Some suggestions for speeding up SMARTboost.

Example of approximate computing time for 100 trees, depth = 4, using 8 workers on an AMD EPYC 7542, dgp linear. (dgp is linear. 100 trees are sufficient in most applications.)

n x p Minutes for 100 trees
100k x 10 1.7'
1m x 10 17'
10m x 10 170'
100k x 100 9'
1m x 100 85'
10m x 100 850'

SMARTboost runs much faster (particularly with large n) with 4-8 cores than with one, after the initial one-off cost. If you are running on few cores, consider limiting depth <= 3.

With large n:

  • Use a single validation sample instead of the default 5-fold cv (param$nfold=1). Additionally, in SMARTfit, set nofullsample = TRUE further reduces computing time by roughly 60% (at the cost of a modest efficiency loss.) nofullsample = TRUE is also required if you want to have a train-validation-test split, so that the model is only fit on the train set (the default will use a validation test to CV, and then re-train on the train+validation at the optimum parameter values).
  • Computing time increases rapidly with param$depth in smooth trees.
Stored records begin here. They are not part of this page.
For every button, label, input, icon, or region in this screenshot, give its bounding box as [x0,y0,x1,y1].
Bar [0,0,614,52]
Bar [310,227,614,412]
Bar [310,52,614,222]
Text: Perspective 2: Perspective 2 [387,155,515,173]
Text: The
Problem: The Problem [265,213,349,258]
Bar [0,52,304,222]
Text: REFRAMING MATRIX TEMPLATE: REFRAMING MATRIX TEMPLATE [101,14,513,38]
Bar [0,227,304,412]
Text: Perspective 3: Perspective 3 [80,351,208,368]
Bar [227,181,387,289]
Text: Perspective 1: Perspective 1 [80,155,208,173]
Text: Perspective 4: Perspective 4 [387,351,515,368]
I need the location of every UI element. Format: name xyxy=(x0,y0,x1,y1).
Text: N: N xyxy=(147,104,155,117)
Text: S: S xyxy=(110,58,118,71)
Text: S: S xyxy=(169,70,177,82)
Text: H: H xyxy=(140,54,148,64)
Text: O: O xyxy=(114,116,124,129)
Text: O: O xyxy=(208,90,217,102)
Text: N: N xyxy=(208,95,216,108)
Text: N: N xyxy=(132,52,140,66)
If you cv tree depth, start at a low value and stop as soon as there is no sizable improvement (set stopwhenlossup = TRUE in SMARTfit). With 8 workers, as a rule of thumb, computing times double if depth <- depth + 1.
  • set stderulestop = 0.05 or 0.1 to stop iterations when the loss is no longer decreasing sizably (at a cost of a small loss in performance.)
  • row and column subs-sampling are supported.